La OTAN sale encantada de Madrid, pero la Unión Europea no puede decir lo mismo. Y la señal más clara de ello es la lectura que se extrae de la decisión de Finlandia y Suecia de sumarse a la organización. Cuando ese paso se haga efectivo, nos encontraremos con que 23 de los 27 miembros de la Unión lo serán también de la Alianza. De ese modo, la OTAN puede responder nuevamente a quienes critican su vigencia, argumentando que su utilidad es incuestionable cuando dos países históricamente neutrales y no alineados optan por buscar su protección frente a Rusia. Pero, visto desde Bruselas, queda claro que ninguno de esos dos países, miembros de la UE, sienten que el artículo 42.7 del Tratado de la Unión suponga una garantía de seguridad creíble. En otras palabras, lo que para una organización supone una magnífica noticia —que, de paso, refuerza la sumisión a un líder que aumenta también su peso como suministrador energético y armamentístico a sus aliados europeos—, para la otra supone si no un retroceso, sí al menos una ralentización de la Europa de la Defensa.

De hecho, las referencias a la colaboración entre la OTAN y la UE no hacen más que repetir mantras tan conocidos como vacíos de contenido real. Aunque también es verdad que el problema no deriva tanto de un intento de Washington por frenar a sus aliados europeos como de las diferencias internas entre estos últimos. Los europeístas, los atlantistas y los neutrales son incapaces de superar anacrónicas posturas nacionalistas y entender que la Europa de la Defensa no es el fin del vínculo trasatlántico, sino el paso necesario para dotarse de medios propios para defender los propios intereses, sin tener que depender necesariamente de Estados Unidos, contando con que siempre habrá espacio para colaborar cuando coincidan los intereses entre ambos lados del Atlántico.

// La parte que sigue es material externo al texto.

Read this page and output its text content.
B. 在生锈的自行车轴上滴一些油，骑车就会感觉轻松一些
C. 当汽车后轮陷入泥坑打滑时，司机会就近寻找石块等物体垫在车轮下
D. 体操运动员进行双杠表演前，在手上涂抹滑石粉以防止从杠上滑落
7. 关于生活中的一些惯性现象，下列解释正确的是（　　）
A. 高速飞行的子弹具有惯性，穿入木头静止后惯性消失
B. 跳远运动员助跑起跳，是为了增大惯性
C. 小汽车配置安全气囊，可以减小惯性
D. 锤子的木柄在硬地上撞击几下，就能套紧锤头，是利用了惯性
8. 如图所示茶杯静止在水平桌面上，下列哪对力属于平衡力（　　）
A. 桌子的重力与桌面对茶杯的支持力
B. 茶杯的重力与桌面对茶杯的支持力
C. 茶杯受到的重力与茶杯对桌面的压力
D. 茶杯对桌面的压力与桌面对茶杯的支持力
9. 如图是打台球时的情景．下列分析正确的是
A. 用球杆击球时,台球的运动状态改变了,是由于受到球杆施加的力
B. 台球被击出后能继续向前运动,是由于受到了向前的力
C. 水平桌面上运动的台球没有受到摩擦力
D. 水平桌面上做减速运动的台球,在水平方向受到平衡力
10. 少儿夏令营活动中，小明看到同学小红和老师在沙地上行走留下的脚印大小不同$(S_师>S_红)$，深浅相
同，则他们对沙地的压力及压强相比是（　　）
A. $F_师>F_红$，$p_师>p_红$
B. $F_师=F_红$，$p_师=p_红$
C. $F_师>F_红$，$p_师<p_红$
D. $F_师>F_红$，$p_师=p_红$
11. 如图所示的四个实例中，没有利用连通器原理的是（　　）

Tampoco con respecto a los riesgos y amenazas del flanco Sur de la OTAN cabe deducir que las referencias que aparecen en el Concepto Estratégico supongan un salto significativo, salvo que nos queramos contentar con el mero hecho de que aparecen en el texto. En términos literales, lo único que se hace es dar cuenta de los problemas que plantea la zona; unos problemas que se arrastran como mínimo desde la última década del pasado siglo, cuando se definía la región, desde Mauritania hasta Afganistán, como un “arco de crisis” que demandaba atención. Sin embargo, no hay ninguna medida concreta que apunte hacia ese flanco, lo que hace pensar que, ante la creciente focalización que provoca el aventurerismo ruso, la apuesta no irá más allá de lanzar misiones de instrucción de fuerzas armadas locales y de asistencia técnica de unos ejércitos no especialmente sensibles a los valores y principios que decimos defender.

Con respecto a China, a la que se acusa de desafiar los “intereses, seguridad y valores” occidentales, lo que queda por ver es hasta qué punto será posible implicar a la Alianza sin menoscabar su papel en la defensa colectiva que tanto demandan los vecinos de Rusia. Una Rusia que forma parte de Europa y sin la cual es imposible establecer un orden de seguridad continental mínimamente sólido. Más problemas a la vista.